Oh, great, so become the Devil himself, then. Count me out.
[+] [-] dumbfounder|5 years ago|reply
[+] [-] rjurney|5 years ago|reply
[+] [-] sfletcher|5 years ago|reply
Here's my brief and slightly made up history of search engines:
In the beginning of time, search engines took a Boolean query (duck AND pond) and found all the documents which contained both words using an inverted index and then returned them in something like descending date order. But for queries which had big result sets, this order wasn't very useful and so search engines began letting users enter more "natural language" queries (duck pond) and sorting documents based on the number of terms that overlap with the query. They came up with a bunch of relevance formulas - tfidf, BM25 - that tried to model the query overlap. But it turns out this is tricky because user intent is a really tricky problem and so modern day search engines just declare that relevance is whatever users click on. Specifically they just model the probability that you're going to click on a link (or something) using a DNN that uses things like the individual term overlap, the number of users that have clicked on this link, the probability it's spam, the PageRank etc. Some search engines like Google also include personalized features like the number of times you have clicked on this particular domain - because for instance as a programmer your query of (Java) might have different intent than your grandmother's. This score then gets used to sort the results into a ranked list. This is why search engines (DDG included) collect all this data - because it makes the relevance problem tractable at web scale.

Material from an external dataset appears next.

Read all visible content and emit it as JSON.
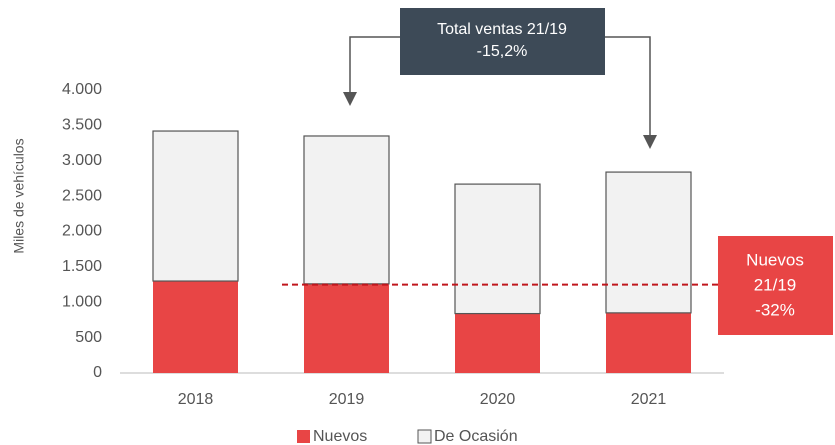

Maybe just my perspective but I just really don't understand why OP would want to build an index - it's hard boring expensive and doesn't violate data privacy - and I don't think people grasp that - at least to some extent - data privacy and relevance are in direct conflict?
[+] [-] claytoneast|5 years ago|reply
[+] [-] wcerfgba|5 years ago|reply
[+] [-] mcqueenjordan|5 years ago|reply
https://github.com/jmqd/folklore.dev
It's not even really at the POC stage yet, but I hope to host it with a simple web frontend sometime soon. Primarily, this is just for myself... I just want a good way to search the sources that I myself trust.
[+] [-] m-i-l|5 years ago|reply
- "100% of the software would be free software, and third parties would be encouraged to set up their own installations" - I'm planning on open sourcing it under AGPL soon, once I've got documentation, testing etc. ready. Plus it's easy to set up your own installation (git clone; mkdirs for data; docker-compose up -d).
- "I would not have it crawling the entire web from the outset" - That's one of the key features of my approach, only crawling submitted domains. I'm focussing on personal websites and independent websites at the moment, primarily because I don't currently have the money for infra to crawl big but useful sites like wikipedia, but there's nothing to stop people setting up their own instances for other types of site.
- "who’s going to pay for it? Advertisements or paid results are not going to fly" - A tough anti-advert stance is another key differentiating feature to try to keep out spam, e.g. I detect adverts on indexed pages and make sure those pages are heavily downranked. Planning to pay running costs via a listing fee, which gives access to additional features like greater control over indexing (e.g. being able to trigger reindexing on demand).